Riptide: Jump-Starting Back-Office Connections in Cloud Systems

Large-scale cloud networks are constantly driven by the need for improved performance in communication between datacenters. Indeed, such back-office communication makes up a large fraction of traffic in many cloud environments. This communication often occurs frequently, carrying control messages, coordination and load balancing information, and customer data. However, ensuring such inter-datacenter traffic is delivered efficiently requires optimizing connections over large physical distances, which is non-trivial. Worse still, many large cloud networks are subject to complex configuration and administrative restrictions, limiting the types of solutions that can be implemented. In this paper, we propose improving the efficiency of datacenter to datacenter communication by learning the congestion level of links in between.
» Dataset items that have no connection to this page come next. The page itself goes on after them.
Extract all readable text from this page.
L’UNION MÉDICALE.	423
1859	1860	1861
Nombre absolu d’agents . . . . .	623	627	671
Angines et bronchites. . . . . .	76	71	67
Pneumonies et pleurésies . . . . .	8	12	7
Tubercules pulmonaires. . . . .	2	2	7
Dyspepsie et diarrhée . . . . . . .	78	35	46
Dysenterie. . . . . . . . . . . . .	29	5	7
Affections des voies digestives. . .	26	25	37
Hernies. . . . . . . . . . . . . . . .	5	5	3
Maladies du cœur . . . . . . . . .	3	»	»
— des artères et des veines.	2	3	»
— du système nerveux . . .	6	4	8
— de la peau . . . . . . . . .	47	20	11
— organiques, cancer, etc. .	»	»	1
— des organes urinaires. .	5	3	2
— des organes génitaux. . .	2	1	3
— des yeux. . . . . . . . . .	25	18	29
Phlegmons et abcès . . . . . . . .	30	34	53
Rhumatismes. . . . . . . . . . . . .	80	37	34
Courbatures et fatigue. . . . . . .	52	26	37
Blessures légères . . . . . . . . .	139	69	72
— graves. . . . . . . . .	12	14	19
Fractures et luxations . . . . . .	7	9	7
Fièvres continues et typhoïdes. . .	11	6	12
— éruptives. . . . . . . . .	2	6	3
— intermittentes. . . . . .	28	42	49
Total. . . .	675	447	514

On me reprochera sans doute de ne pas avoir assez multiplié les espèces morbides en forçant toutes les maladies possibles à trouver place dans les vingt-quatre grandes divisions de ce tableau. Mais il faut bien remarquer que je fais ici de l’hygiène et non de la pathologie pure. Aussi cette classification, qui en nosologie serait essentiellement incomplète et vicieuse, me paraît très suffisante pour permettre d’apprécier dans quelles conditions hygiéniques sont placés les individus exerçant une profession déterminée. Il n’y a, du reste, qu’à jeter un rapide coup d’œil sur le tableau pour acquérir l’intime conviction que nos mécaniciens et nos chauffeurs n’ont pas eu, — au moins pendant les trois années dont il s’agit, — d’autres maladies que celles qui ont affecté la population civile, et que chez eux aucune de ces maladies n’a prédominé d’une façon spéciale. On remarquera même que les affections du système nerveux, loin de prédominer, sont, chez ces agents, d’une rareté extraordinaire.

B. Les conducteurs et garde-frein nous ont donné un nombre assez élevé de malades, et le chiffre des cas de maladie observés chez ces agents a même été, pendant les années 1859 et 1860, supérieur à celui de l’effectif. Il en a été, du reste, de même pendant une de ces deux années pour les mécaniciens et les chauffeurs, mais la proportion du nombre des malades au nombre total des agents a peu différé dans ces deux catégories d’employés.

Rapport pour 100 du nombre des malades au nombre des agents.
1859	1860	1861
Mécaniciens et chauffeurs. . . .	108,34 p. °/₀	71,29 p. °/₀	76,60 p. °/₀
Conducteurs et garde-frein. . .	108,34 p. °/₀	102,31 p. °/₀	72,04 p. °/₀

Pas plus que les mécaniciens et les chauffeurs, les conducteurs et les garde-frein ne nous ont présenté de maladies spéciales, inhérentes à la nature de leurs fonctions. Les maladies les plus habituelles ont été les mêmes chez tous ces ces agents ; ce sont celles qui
We then use this knowledge to inform new connections made between the relevant datacenters, allowing us to eliminate the overhead associated with traditional slow-start processes in new connections. We further present Riptide, a tool which implements this approach. We present the design and implementation details of Riptide, showing that it can be easily executed on modern Linux servers deployed in the real world. We further demonstrate that it successfully reduces total transfer times in a production global-scale content delivery network (CDN), providing up to a 30% decrease in tail latency. We further show that Riptide is simple to deploy and easy to maintain within a complex existing network.